Fix unnecessary AD restarts caused by enabling service monitor
This issue affects multiple customers. The AD monitoring feature can stop or restart active directory unnecessarily. This is usually caused by DNS misconfigurations or domain controllers being temporarily taken down for maintenance. Not every problem with AD monitoring is obviously connected to DNS. I have one ticket in which "service ix-kinit status" is failing.
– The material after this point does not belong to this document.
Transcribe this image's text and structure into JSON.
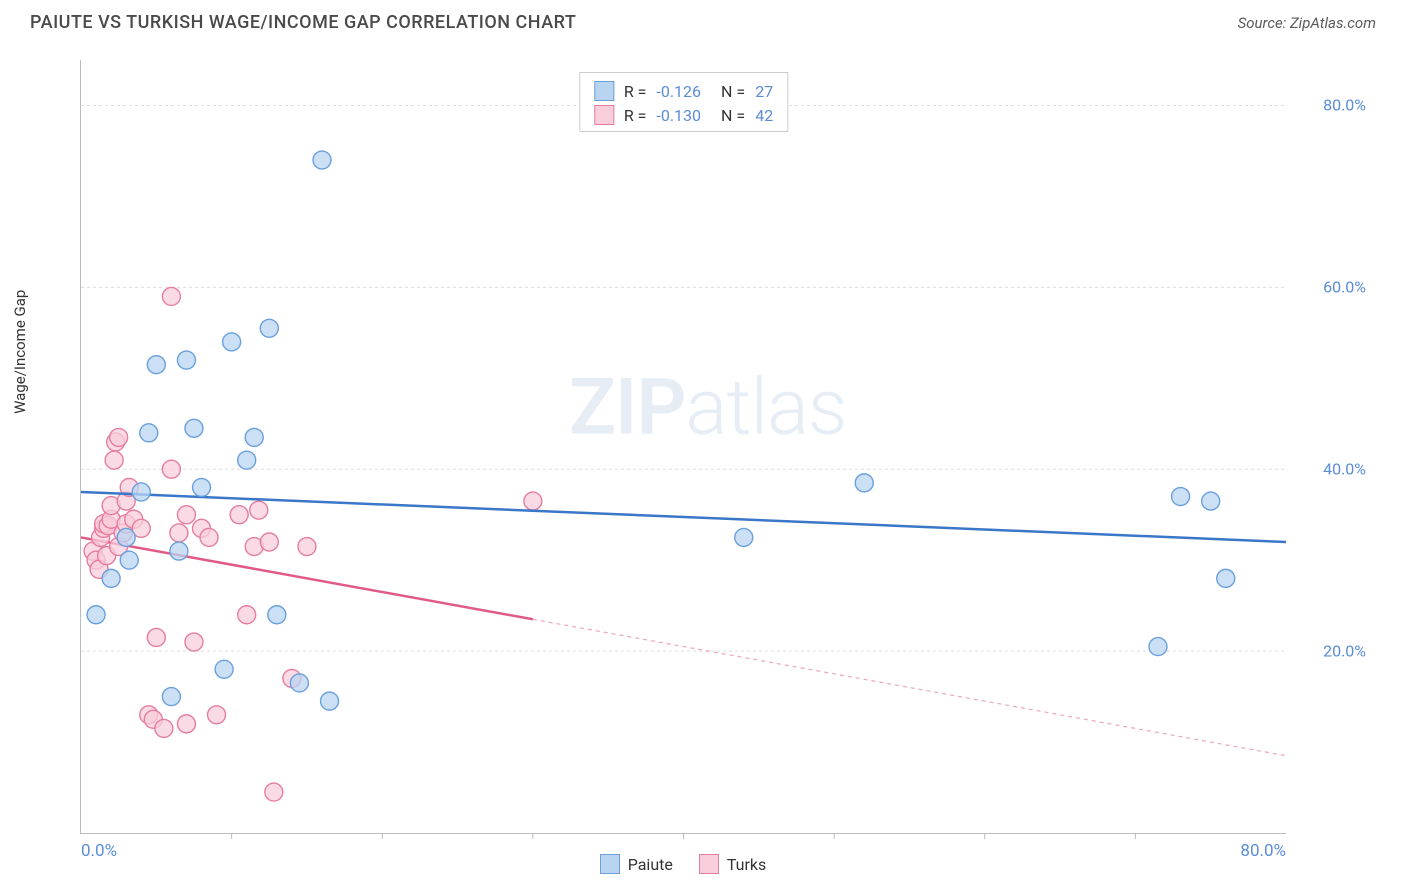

At this point it is unclear whether this is caused by a change in the customer's environment or is a bug in AD monitoring.
Regardless, this leads to service outages when one would perhaps not have happened if monitoring were disabled.
I think we need to either:
(1) Improve the tests we're performing for "connected" and "started". Examples being:
--(a) use DNS SRV records to identify a list of domain controllers for the domain, then try to connect to all of them and only fail if they all fail.
--(b) review tests that we're using to determine whether AD is "started". Do we really need to perform "service ix-kinit status" and "service ix-activedirectory status"? Perhaps "wbinfo -p" and "wbinfo -t" are sufficient in this case. Is a 1 second sleep between tests too short?
(2) Validate the state of the domain prior to enabling monitoring. For instance:
--(a) Don't allow it to turn on if DNS is obviously misconfigured.
(3) Introduce an easy way to temporarily disable AD monitoring without restarting the AD service, so that administrators can take steps to ensure they don't experience an outage while performing maintenance on DCs.